As if He had not answered that question in the petition "Thy Kingdom come"-supposing that such a question could ever have occurred to a contemporary-in the sense that the Kingdom was to pass from the beyond into the present!

This modern historical theology will not allow Jesus to have formed a "theory" to explain His thoughts about His passion. "For Him the certainty was amply sufficient; 'My death will effect what My life has not been able to accomplish.'"

Is there then no theory implied in the saying about the "ransom for many," and in that about "My blood which is shed for many for the forgiveness of sins," although Jesus does not explain it? How does von Soden know what was "amply sufficient" for Jesus or what was not?

Otto Schmiedel goes so far as to deny that Jesus gave distinct ex- pression to an expectation of suffering; the most He can have done-and this is only a "perhaps"-is to have hinted at it in His discourses.

In strong contrast with this confidence in committing themselves to historical conjectures stands the scepticism with which von Soden and Schmiedel approach the Gospels. "It is at once evident," says Schmiedel "that the great groups of discourses in Matthew, such as the Sermon the Mount, the Seven Parables of the Kingdom, and so forth, were not arranged in this order in the source (the Logia), still less by Jesus Himself.
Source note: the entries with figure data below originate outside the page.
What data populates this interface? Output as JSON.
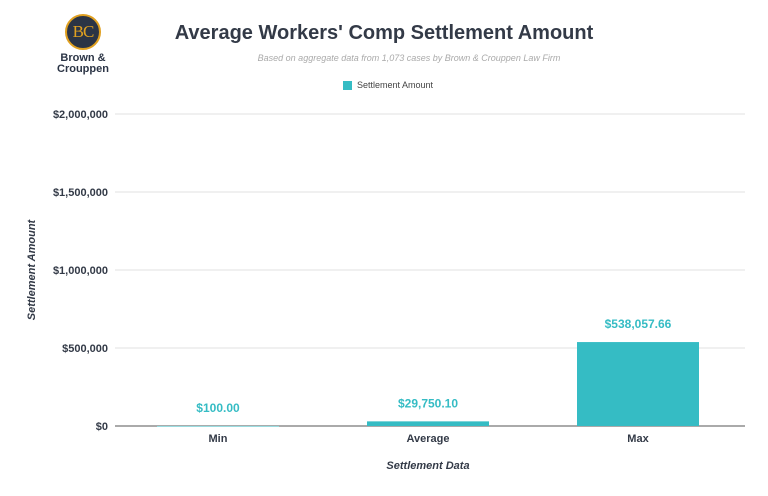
{
  "logo": {
    "initials": "BC",
    "name": "Brown & Crouppen"
  },
  "chart_data": {
    "type": "bar",
    "title": "Average Workers' Comp Settlement Amount",
    "subtitle": "Based on aggregate data from 1,073 cases by Brown & Crouppen Law Firm",
    "xlabel": "Settlement Data",
    "ylabel": "Settlement Amount",
    "categories": [
      "Min",
      "Average",
      "Max"
    ],
    "series": [
      {
        "name": "Settlement Amount",
        "values": [
          100.0,
          29750.1,
          538057.66
        ],
        "color": "#35bcc4"
      }
    ],
    "data_labels": [
      "$100.00",
      "$29,750.10",
      "$538,057.66"
    ],
    "ylim": [
      0,
      2000000
    ],
    "yticks": [
      0,
      500000,
      1000000,
      1500000,
      2000000
    ],
    "ytick_labels": [
      "$0",
      "$500,000",
      "$1,000,000",
      "$1,500,000",
      "$2,000,000"
    ],
    "grid": true,
    "legend": "top"
  }
}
The order is, doubtless, due to the Evangelist. But what is the answer the question, "On what grounds is this 'at once' clear?" [1]
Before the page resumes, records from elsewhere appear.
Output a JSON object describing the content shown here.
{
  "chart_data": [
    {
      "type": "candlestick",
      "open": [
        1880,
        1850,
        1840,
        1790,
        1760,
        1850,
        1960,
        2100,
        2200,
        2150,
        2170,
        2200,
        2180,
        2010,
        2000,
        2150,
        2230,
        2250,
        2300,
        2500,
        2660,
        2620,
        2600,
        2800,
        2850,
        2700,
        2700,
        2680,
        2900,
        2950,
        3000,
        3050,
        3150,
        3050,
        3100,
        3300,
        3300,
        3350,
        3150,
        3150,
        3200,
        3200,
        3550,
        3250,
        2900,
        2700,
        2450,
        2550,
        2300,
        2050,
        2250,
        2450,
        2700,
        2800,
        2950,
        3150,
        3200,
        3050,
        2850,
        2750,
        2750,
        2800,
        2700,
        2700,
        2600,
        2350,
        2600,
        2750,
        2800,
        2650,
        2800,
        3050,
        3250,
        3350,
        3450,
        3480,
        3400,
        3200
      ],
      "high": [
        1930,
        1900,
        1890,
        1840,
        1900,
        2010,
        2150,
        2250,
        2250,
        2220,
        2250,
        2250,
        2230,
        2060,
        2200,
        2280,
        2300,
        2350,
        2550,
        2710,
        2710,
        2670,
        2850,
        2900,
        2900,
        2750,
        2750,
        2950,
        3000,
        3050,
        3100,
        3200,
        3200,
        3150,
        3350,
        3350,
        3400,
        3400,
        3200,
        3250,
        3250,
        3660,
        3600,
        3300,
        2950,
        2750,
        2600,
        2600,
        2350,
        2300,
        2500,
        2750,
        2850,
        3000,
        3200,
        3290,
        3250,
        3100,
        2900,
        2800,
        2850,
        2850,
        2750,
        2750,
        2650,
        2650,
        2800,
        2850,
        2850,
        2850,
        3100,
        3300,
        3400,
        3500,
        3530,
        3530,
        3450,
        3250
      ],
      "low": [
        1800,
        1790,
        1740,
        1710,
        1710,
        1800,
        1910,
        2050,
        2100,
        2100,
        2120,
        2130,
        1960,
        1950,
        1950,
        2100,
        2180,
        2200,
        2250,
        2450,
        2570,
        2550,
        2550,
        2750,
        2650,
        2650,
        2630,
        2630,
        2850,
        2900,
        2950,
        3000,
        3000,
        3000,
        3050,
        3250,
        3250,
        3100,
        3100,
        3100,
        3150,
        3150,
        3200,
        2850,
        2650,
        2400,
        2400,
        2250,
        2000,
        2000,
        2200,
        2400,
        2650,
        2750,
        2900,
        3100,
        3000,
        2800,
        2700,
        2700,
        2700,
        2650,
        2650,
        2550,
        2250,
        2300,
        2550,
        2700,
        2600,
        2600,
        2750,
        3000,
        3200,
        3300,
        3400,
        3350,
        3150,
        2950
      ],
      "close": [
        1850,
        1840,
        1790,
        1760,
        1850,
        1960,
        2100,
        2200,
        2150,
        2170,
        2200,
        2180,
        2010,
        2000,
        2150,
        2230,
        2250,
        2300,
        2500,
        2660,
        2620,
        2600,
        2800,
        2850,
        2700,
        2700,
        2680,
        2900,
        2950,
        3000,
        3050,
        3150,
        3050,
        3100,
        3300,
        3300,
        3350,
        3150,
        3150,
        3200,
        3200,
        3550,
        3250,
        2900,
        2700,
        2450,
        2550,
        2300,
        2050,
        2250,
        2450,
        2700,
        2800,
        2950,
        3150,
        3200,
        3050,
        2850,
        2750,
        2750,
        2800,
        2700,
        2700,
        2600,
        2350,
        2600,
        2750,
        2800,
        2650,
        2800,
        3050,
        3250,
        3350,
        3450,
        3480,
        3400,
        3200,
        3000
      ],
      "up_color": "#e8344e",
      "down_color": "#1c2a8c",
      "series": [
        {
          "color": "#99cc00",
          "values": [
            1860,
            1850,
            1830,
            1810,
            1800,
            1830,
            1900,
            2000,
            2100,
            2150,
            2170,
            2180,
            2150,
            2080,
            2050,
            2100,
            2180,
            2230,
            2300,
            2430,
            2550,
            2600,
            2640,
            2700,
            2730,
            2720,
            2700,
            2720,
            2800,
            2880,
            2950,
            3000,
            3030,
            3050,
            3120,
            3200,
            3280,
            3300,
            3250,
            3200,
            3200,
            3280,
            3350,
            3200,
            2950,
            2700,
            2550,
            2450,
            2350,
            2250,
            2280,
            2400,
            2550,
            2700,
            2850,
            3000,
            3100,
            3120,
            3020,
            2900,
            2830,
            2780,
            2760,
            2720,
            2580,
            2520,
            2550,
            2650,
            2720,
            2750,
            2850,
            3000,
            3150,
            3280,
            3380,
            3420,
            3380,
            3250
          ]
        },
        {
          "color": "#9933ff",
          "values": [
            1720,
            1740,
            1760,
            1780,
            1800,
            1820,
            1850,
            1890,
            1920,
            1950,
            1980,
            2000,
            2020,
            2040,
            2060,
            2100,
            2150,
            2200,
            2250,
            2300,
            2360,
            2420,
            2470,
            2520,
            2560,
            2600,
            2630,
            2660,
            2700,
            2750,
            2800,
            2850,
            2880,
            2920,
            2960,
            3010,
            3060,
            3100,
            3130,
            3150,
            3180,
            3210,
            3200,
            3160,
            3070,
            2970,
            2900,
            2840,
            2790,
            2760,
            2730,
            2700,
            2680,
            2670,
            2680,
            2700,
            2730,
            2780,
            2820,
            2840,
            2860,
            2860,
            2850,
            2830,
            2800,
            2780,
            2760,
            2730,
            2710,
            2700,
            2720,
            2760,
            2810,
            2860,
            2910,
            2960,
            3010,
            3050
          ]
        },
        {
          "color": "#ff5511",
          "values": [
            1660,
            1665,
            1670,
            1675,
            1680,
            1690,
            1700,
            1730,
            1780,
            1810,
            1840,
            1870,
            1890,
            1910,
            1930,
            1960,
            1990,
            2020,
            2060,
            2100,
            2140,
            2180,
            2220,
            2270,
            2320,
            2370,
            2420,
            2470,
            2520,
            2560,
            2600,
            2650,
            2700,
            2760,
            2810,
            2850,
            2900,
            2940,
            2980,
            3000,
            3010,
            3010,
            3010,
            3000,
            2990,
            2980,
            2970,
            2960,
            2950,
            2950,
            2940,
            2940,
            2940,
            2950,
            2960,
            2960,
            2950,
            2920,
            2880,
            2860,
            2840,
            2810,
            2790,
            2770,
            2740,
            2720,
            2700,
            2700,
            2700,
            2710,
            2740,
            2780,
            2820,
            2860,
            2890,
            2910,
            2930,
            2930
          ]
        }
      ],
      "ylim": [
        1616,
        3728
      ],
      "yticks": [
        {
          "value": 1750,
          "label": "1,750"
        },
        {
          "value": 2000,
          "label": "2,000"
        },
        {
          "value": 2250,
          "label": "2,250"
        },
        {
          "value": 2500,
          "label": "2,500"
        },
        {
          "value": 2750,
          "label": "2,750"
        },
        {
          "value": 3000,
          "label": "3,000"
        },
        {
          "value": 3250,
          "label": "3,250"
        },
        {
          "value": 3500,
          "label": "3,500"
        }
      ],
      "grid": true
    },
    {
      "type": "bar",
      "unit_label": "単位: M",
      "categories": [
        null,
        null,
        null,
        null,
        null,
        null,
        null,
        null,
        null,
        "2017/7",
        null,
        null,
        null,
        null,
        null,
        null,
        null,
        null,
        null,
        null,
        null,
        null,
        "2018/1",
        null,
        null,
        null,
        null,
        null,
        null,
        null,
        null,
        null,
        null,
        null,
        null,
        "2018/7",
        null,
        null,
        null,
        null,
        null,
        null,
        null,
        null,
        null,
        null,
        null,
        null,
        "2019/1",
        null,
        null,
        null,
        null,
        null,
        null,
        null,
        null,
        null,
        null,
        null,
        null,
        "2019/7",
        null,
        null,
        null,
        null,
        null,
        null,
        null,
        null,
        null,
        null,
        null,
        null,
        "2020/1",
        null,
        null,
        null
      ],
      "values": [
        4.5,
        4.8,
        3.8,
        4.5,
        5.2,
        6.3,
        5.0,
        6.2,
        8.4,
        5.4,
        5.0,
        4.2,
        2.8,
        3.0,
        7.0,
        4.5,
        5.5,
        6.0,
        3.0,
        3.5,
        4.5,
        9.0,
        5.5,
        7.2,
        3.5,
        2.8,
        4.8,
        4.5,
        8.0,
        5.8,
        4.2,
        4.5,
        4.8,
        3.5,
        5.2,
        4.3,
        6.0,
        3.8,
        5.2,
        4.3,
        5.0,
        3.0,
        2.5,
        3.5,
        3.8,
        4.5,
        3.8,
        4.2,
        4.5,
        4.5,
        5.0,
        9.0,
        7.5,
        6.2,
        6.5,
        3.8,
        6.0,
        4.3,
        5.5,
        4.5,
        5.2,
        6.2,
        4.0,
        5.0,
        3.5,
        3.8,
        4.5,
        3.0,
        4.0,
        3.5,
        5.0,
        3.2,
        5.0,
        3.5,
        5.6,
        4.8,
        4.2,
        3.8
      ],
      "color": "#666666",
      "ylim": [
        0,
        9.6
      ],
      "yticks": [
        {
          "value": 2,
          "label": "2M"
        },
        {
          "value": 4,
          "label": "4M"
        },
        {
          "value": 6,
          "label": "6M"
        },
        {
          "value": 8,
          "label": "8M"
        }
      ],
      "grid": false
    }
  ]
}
Von Soden's pronouncement is even more radical. "In the composition of the discourses," he says, "no regard is paid in Matthew, any more than in John, to the supposed audience, or to the point of time in the life of Jesus to which they are attributed." As early as the Sermon on the Mount we find references to persecutions, and warnings against false prophets. Similarly, in the charge to the Twelve, there are also warnings, which undoubtedly

  1. Schmiedel is not altogether right in making "the Heidelberg Professor Paulus" follow the same lines as Reimarus, "except that his works, of 1804 and 1828, are less malignant, but only the more dull for that." In reality the deistic Life of Jesus by Reimarus, and the rationalistic Life by Paulus have nothing in common. Paulus was perhaps influenced by Venturini, but not by Reimarus. The assertion that Strauss wrote his "Life of Jesus for the German people" because "Renan's fame gave him no peace" is not justified, either by Strauss's character or by the circumstances in which the second Life of Jesus was produced.